Métamorphose

Le réveil a sonné. J’ai ouvert les yeux ; la chambre était plongée dans la pénombre. Au travers des persiennes de pâles rayons de lumière. La masse des doubles rideaux sombres encadrait la fenêtre. La lampe témoin du radiateur, petite lampe rouge s’est allumée, faisant entendre un tout petit clic. Il doit faire froid dehors ai-je pensé. Couchée sur le dos, la tête enfoncée dans le grand oreiller, je me suis étirée lentement puis j’ai consciencieusement lissé les draps de chaque côté de mon corps. Le silence était lourd. Peut-on parler d’un silence assourdissant ?
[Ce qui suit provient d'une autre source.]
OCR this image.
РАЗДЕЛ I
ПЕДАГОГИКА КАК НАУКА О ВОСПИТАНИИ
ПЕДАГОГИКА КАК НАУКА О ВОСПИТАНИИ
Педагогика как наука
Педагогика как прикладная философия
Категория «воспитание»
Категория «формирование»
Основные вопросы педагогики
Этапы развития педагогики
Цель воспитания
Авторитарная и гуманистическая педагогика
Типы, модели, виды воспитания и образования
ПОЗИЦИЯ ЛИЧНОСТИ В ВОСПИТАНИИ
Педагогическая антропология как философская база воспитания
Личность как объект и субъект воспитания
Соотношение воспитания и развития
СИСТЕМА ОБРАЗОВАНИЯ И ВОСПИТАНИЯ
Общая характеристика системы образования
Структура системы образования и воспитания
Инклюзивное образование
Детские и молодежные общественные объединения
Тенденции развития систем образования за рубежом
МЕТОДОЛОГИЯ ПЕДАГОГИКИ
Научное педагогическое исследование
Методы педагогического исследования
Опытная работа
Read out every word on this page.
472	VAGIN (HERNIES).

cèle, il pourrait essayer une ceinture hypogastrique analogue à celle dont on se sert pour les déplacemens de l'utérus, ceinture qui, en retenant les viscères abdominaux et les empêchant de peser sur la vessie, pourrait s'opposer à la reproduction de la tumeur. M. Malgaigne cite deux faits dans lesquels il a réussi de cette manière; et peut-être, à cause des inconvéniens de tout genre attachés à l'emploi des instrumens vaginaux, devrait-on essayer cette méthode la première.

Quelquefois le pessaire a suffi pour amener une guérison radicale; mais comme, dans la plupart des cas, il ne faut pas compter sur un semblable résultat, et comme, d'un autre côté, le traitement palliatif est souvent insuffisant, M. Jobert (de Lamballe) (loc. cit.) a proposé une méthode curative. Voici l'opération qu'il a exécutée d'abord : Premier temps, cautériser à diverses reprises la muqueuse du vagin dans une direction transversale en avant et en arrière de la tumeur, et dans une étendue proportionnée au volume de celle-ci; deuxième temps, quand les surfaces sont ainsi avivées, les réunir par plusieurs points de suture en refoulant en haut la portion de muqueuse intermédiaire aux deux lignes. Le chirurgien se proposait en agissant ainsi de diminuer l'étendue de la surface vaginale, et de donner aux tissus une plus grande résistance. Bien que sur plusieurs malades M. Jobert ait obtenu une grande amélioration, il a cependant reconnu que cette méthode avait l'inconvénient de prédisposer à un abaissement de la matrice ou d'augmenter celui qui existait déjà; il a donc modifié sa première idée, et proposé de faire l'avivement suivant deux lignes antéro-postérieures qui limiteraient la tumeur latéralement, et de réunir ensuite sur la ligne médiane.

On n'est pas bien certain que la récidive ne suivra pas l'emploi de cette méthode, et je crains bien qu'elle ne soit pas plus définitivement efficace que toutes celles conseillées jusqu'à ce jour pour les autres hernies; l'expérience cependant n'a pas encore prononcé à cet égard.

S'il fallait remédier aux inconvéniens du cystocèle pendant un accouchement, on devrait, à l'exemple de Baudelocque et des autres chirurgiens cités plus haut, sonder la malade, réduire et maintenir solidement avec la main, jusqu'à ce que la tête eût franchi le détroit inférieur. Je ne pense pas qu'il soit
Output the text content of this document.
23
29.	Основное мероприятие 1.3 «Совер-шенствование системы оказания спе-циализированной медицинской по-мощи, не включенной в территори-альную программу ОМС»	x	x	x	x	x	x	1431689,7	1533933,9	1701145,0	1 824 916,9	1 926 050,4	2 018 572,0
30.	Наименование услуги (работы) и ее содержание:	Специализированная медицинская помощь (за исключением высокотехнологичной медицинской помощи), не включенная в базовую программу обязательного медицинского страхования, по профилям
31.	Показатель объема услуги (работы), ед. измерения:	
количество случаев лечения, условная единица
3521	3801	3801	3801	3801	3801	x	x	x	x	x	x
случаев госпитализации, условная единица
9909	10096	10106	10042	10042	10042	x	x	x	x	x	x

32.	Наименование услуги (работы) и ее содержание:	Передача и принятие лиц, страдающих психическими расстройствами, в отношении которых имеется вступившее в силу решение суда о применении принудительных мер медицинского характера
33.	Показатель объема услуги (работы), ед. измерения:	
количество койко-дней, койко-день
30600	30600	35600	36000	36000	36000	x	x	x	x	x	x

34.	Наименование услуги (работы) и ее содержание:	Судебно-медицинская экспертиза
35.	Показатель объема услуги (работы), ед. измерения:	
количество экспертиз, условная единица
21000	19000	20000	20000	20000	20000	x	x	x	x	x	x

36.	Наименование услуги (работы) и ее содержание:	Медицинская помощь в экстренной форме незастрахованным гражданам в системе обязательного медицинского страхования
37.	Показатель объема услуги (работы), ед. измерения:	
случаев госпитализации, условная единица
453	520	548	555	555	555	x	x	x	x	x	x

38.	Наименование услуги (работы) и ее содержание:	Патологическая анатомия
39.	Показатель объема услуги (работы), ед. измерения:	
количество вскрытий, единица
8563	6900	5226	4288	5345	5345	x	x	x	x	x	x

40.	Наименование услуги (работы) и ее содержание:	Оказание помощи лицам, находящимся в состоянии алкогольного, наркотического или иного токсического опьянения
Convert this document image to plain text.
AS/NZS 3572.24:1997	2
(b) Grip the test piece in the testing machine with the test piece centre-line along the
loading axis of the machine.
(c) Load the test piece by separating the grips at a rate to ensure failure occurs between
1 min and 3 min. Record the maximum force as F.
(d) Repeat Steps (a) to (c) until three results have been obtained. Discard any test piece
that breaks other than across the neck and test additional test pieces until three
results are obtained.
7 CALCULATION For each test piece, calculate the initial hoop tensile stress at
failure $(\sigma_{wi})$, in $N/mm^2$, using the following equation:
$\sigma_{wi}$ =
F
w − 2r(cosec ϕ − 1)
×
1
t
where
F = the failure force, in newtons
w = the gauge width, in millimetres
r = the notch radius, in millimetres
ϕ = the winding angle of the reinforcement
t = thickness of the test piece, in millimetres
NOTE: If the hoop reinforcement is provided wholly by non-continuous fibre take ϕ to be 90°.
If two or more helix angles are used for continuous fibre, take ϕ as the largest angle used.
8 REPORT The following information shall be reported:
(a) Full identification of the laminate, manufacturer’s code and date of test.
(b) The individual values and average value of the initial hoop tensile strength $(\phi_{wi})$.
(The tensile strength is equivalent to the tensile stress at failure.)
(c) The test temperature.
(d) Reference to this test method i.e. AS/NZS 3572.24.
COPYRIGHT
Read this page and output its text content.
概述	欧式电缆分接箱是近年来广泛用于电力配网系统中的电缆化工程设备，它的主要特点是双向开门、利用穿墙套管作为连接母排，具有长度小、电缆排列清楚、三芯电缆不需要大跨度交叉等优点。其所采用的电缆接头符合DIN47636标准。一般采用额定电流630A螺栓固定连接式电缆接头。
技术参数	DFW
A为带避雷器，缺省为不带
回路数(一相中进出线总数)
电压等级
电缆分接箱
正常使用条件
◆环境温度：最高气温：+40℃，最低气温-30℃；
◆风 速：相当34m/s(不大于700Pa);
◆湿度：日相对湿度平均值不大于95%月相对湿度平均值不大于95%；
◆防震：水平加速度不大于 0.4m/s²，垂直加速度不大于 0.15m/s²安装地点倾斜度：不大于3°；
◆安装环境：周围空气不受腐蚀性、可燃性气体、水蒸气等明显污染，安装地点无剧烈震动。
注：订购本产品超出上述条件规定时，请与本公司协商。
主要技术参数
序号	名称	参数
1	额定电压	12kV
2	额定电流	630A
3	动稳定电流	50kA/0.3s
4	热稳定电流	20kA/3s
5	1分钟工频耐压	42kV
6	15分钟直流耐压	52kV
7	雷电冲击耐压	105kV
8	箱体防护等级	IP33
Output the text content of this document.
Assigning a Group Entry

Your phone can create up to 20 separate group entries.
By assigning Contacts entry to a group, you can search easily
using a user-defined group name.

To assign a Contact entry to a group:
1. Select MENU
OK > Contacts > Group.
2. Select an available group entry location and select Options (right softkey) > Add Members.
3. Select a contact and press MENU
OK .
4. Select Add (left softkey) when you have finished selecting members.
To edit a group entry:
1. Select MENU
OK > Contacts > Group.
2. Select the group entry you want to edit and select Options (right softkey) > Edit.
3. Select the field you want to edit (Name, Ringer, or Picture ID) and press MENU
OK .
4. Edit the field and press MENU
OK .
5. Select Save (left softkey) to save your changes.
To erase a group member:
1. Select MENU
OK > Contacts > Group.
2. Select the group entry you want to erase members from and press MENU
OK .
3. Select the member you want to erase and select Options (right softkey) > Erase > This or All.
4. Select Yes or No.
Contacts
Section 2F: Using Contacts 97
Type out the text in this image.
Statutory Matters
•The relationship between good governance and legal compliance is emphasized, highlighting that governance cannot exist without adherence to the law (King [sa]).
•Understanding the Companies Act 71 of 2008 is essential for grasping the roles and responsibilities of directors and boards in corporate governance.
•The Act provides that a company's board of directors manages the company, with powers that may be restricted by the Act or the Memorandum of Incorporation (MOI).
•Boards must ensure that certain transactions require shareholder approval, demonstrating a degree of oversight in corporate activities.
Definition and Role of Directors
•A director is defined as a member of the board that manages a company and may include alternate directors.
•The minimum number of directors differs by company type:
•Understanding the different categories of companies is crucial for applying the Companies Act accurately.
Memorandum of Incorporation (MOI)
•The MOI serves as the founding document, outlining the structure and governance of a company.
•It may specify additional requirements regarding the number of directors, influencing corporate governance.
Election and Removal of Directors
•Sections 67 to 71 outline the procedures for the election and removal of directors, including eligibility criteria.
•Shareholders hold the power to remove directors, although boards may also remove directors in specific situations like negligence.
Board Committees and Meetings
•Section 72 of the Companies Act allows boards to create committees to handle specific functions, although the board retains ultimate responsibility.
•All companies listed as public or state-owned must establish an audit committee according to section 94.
S’il m’était donné d’oublier, d’oublier le poids de la vie, les soucis quotidiens, les enfants à aller chercher, les médicaments… S’il m’était donné… Alors j’ai prié Dieu et tous les saints. J’ai appelé à la rescousse Blanche Plume mon ange gardien et je l’ai supplié. « Aujourd’hui c’est dur, cela ne peut plus continuer, il faut m’aider, changer l’ordre des choses, je t’en prie, je t’en supplie, Blanche Plume, une seule fois dans ma vie – aujourd’hui – donne-moi la légèreté. »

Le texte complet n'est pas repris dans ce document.